Until recently the transmission medium in telephone systems was overwhelmingly twisted-pair and coaxial (copper) cable. Though entirely adequate for speech, this placed profound limitations on connectivity in terms of capacity, speed, and bandwidth for transmission of other types of signals, such as video and sound. Even though recent developments in telephony have resulted in high-bandwidth systems - microwave, satellite, optical fiber, radio, cellular, and so on - these systems have been introduced only on major transmission routes. The connection between subscriber and local exchange still remains twisted-pair copper wire.

If a certain degree of order reigned during the autocratic period imposed by regulation, then the democratization of the industry brought about by the computer and deregulation is leading to policy chaos. Major questions about the public interest and (de)regulation of the IT industry have not received satisfactory answers. In essence, how is the spread of IT to be regulated in order to assure universal service, or at least universal accessibility?
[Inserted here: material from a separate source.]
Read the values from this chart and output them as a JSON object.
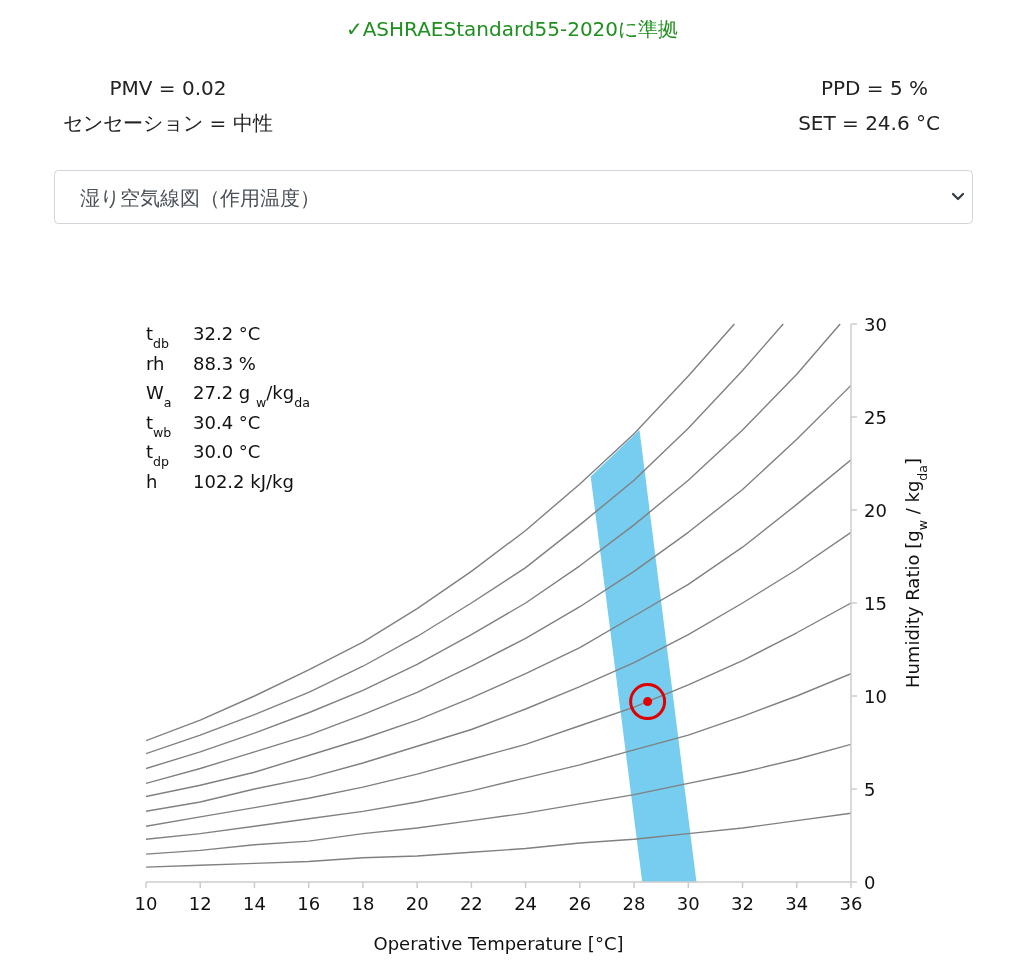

Low technological inertia and IT leapfrogging

Africa's lack of infrastructure, at first glance, may be seen as a disadvantage. But, on closer examination, this can be turned into an advantage if properly managed. African countries are not encumbered by extensive networks built on obsolete technology, which will require an evolutionary process of replacement. The technological inertia is thus quite low. In technology leapfrogging the extent of the leap is in inverse proportion to the technological inertia carried along. The push should therefore be for the cutting edge. The latest technology should be used in building new infrastructure. African countries will thus leapfrog several stages and decades in the IT development process. In doing so, they will learn from the experience of more advanced countries the ways and means of providing the greatest social benefits to a large fraction of the population while avoiding any unpleasant side effects.